Controls are keyboard and mouse-based, with or without an optional HUD display with the most common features clickable in a handy image format, like buttons for "look" or "grab." Combat involves swinging the mouse and clicking the attack button on the mouse in the desired direction, resulting in different attacks based on direction. The overall controls are a bit cumbersome, requiring the memorization of a lot of hotkeys on the keyboard and some tedious list searching, especially when navigating the magic menu. Overall, it's serviceable, but the control scheme is a far cry from simple and easy to learn, despite a very brief tutorial available at the very beginning of the game.

The difficulty is definitely on the hard side. How you create your character and work for your levels definitely will be important, as you have primary, major, and minor skills, and you must continually develop these to earn attributes points to boost stats. There are special advantages and disadvantages like rapid healing or phobias when encountering certain foes that can increase or decrease the difficulty of gaining levels as well if the player adds these. Finally, player race plays a role, some come with valuable resistances like High Elves, who are immune to paralysis, which can be deadly for a mass majority of the game.

Gameplay in general forces the player to be careful, as foes can attack at night everywhere, including civilized areas. Dungeons are even more dangerous as they not only have monsters, they also have traps that can be deadly when combined with the fauna you tangle with. Dungeons and some towns are massive, so map checking is an essential skill. All content save for story-specific areas is pre-generated and randomized, so while dungeons will be set into a certain form once accessed, their contents will change after every exit. Finally, certain weapons are useless against certain foes, and failure to plan can and will be fatal.

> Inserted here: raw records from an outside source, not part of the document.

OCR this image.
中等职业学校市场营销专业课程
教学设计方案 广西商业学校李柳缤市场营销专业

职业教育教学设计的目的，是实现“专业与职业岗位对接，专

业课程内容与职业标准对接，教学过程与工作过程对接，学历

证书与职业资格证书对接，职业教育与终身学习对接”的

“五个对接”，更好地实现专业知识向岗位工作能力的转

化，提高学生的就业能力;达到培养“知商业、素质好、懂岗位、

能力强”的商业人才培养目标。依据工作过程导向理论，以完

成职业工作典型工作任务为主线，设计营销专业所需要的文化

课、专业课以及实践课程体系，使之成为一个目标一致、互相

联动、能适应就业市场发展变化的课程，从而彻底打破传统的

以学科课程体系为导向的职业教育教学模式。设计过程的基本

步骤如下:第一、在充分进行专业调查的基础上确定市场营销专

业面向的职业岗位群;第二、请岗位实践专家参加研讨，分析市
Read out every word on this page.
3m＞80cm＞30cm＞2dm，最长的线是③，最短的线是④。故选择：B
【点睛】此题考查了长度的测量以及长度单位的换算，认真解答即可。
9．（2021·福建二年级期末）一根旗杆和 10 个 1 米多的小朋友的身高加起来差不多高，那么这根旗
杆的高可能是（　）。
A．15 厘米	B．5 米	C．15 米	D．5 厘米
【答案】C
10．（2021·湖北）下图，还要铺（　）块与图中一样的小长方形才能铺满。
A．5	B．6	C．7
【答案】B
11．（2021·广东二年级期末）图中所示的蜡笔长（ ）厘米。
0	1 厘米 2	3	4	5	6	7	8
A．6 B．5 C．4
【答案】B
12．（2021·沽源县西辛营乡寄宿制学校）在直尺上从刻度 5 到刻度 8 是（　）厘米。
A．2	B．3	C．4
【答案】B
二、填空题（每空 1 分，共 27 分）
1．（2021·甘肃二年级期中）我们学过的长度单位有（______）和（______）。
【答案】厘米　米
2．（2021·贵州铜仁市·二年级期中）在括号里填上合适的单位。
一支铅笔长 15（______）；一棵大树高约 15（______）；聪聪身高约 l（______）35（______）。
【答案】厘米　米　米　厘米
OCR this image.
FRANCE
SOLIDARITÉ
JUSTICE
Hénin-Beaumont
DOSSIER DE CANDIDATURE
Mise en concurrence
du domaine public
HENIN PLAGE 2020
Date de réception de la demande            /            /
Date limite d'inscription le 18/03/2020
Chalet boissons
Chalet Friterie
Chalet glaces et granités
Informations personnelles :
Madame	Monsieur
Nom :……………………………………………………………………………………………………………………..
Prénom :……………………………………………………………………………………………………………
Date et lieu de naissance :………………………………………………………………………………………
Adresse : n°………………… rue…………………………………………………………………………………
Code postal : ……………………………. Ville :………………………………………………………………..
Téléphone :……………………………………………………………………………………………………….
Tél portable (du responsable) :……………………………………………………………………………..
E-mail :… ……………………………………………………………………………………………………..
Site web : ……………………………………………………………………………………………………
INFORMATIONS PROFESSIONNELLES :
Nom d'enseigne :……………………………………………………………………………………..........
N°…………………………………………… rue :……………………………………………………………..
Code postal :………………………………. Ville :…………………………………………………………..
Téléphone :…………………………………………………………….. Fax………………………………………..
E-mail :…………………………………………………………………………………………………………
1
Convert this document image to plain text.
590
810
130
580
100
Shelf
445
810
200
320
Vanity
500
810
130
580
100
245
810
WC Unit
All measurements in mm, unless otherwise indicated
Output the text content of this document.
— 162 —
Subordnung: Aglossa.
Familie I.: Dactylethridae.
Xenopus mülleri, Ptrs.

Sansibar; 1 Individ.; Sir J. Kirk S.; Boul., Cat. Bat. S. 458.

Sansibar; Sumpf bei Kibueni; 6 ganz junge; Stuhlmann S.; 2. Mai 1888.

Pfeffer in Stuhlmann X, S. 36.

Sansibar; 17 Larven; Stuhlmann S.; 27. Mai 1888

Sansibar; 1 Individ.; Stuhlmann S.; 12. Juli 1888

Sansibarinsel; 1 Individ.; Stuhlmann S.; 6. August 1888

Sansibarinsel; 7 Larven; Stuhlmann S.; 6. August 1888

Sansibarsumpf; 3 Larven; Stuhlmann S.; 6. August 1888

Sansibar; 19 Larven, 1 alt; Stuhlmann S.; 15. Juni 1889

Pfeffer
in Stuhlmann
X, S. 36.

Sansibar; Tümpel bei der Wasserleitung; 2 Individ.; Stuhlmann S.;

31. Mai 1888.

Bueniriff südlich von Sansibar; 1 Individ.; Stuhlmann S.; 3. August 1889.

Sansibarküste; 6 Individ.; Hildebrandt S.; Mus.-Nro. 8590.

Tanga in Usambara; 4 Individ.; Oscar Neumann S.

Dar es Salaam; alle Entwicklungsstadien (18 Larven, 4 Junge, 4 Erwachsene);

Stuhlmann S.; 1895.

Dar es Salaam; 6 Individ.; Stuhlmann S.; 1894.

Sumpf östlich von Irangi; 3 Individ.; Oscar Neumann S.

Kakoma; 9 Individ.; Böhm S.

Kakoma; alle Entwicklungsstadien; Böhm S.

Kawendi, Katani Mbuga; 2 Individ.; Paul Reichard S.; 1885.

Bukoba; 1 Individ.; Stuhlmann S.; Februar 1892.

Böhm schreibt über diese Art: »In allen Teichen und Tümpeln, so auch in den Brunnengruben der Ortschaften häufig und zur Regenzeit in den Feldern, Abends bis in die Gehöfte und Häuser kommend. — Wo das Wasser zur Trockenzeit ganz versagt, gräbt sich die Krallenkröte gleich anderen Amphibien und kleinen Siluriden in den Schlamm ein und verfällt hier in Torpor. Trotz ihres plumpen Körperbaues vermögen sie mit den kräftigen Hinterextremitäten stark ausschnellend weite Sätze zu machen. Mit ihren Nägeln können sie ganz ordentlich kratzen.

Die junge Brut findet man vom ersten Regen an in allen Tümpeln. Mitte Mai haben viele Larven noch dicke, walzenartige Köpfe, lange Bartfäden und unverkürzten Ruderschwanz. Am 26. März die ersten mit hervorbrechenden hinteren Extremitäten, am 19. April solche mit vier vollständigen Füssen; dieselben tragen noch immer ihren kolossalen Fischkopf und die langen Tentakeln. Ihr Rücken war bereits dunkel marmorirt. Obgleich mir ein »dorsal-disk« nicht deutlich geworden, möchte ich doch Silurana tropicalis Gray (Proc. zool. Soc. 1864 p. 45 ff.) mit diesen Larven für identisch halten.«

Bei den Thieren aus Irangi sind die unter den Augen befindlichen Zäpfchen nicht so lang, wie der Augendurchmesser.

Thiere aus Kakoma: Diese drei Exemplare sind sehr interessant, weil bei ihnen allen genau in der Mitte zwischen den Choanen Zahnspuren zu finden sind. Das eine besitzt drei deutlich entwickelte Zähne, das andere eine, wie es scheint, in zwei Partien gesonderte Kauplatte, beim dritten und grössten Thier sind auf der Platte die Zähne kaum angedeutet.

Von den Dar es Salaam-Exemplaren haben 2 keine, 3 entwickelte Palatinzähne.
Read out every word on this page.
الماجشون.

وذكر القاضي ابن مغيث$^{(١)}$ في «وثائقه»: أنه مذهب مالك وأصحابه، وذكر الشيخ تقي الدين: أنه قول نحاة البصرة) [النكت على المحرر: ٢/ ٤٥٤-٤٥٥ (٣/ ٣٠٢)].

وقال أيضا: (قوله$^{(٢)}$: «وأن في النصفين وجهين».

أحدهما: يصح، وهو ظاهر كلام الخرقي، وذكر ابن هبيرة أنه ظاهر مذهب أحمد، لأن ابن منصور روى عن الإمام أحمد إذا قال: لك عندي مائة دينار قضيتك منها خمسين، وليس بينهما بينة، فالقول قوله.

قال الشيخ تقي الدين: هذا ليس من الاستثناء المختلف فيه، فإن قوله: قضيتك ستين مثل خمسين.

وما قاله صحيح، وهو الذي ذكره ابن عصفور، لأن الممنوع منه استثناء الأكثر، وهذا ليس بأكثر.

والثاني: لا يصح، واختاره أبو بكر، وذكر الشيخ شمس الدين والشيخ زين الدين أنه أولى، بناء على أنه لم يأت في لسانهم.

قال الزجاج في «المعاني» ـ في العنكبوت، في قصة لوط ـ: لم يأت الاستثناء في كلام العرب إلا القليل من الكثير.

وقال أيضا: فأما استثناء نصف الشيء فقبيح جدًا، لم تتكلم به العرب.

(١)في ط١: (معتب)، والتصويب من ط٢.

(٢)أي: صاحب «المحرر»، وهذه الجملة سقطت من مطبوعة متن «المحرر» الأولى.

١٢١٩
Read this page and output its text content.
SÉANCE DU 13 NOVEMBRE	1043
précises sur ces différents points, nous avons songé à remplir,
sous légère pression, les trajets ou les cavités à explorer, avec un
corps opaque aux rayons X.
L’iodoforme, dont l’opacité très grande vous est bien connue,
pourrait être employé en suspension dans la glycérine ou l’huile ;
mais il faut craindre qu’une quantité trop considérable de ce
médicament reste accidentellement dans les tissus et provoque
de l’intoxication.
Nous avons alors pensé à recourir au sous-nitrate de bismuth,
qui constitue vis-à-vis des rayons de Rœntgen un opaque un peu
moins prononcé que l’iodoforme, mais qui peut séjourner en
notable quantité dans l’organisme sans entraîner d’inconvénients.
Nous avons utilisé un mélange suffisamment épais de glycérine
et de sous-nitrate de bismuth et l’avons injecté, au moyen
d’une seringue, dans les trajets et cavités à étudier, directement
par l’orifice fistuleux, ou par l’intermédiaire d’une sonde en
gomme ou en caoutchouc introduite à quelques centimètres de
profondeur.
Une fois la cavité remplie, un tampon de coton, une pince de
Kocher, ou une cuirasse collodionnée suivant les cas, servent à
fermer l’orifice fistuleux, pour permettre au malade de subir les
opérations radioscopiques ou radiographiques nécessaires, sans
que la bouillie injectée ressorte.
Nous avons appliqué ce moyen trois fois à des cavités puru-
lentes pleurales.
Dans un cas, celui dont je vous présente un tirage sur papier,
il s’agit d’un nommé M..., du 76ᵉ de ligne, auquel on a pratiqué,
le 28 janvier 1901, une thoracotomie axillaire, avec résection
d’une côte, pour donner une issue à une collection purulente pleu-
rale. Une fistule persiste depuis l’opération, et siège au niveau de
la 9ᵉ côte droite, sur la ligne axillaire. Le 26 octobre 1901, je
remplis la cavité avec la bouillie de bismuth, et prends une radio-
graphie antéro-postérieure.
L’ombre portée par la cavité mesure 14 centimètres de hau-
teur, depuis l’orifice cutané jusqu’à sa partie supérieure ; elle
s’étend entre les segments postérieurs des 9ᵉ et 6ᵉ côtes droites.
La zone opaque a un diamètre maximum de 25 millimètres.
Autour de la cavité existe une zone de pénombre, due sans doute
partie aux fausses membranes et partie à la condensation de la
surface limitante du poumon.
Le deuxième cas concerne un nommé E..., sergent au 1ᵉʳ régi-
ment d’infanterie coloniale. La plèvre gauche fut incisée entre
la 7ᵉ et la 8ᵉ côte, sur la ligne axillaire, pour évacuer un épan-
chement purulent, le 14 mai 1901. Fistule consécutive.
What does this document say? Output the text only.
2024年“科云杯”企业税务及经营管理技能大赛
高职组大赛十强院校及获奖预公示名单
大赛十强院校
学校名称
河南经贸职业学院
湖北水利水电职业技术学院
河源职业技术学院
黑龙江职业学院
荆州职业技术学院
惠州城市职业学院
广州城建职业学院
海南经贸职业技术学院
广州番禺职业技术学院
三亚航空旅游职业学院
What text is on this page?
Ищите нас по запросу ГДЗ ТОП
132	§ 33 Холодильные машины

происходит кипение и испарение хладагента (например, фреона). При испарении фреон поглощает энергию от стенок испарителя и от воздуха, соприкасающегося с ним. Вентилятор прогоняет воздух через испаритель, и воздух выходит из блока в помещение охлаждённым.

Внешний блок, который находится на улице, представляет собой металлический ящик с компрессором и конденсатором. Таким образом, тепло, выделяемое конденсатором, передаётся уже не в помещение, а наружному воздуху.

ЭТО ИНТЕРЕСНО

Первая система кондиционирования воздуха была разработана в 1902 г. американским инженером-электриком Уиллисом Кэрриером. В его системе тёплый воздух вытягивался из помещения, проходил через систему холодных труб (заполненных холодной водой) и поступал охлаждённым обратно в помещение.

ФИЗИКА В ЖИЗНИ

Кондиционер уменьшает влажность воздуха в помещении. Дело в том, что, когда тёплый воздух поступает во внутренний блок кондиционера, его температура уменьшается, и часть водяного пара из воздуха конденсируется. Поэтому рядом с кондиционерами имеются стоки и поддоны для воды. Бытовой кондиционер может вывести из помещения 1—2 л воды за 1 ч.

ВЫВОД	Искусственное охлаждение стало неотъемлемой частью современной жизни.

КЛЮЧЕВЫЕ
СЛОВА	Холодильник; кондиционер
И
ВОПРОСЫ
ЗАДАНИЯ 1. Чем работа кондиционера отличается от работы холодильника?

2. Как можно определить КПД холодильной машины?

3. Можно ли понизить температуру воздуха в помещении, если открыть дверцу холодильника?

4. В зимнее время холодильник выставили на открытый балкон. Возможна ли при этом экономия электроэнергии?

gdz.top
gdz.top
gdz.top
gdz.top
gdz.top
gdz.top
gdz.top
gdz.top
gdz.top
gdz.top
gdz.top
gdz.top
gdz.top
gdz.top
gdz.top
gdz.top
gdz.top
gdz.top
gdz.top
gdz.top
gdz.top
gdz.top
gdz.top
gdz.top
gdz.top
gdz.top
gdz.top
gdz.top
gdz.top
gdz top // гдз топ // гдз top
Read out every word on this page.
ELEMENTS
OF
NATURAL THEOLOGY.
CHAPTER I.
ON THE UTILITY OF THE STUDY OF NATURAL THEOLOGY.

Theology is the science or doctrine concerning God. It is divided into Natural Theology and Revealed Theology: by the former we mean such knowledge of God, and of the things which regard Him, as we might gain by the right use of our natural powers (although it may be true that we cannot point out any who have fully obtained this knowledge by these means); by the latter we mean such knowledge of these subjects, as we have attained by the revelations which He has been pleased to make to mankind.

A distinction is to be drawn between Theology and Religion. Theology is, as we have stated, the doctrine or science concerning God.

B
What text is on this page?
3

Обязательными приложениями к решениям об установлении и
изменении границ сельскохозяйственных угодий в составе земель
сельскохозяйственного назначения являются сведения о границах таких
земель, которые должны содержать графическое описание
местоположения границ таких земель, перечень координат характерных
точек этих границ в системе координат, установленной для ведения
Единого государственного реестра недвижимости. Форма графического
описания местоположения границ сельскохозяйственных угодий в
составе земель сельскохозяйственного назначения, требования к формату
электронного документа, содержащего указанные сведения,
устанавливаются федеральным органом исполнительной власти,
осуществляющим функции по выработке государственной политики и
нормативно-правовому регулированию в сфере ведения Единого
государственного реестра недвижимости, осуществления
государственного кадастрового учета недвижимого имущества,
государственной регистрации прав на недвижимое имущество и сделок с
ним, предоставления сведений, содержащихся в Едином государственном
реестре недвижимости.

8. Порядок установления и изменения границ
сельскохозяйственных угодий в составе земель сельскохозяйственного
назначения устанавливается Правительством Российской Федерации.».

The Elder Scrolls II: Daggerfall
Score Breakdown:
Higher is better
(10/10 is perfect)

Game Score - 62%
Gameplay - 13/20
Graphics - 7/10
Sound - 7/10
Stability - 1/5
Controls - 3/5

Morality Score - 4%
Violence - 0/10
Language - 2/10
Sexual Content - 0/10
Occult/Supernatural - 0/10
Cultural/Moral/Ethical - 0/10

Game stability is, to be frank, terrible. The stability of Daggerfall is so terrible the developers not only had to patch the game several times, they even had to release copies of the development tools so players could fix bugged save files. Crashes are frequent, and many game-breaking bugs exist. Certain features like the dodging code are either broken or not completely implemented, which can further drive players to frustration. Over a quarter of the magical effects are completely nonfunctional, and the reputation system of the game factions is notoriously complex and also has some bugs that can mess up save files. In short, do not go into this game expecting a smooth ride. The randomly generated dungeons feature is also incredibly buggy, resulting in some dungeons that are impossible to beat due to design errors in the procedural generation.

The moral side of things is, again to be frank, terrible. This game has a lot of morally objectionable content, especially since it was released before formal rating requirements for many PC games and had a lot of content that would have earned it a modern-day mature or even adults-only rating. There is a "Child-Guard" feature to avoid spawning some monsters who show full female nudity, but it's effectively a tiny band-aid for a massive moral wound this game is scarred with.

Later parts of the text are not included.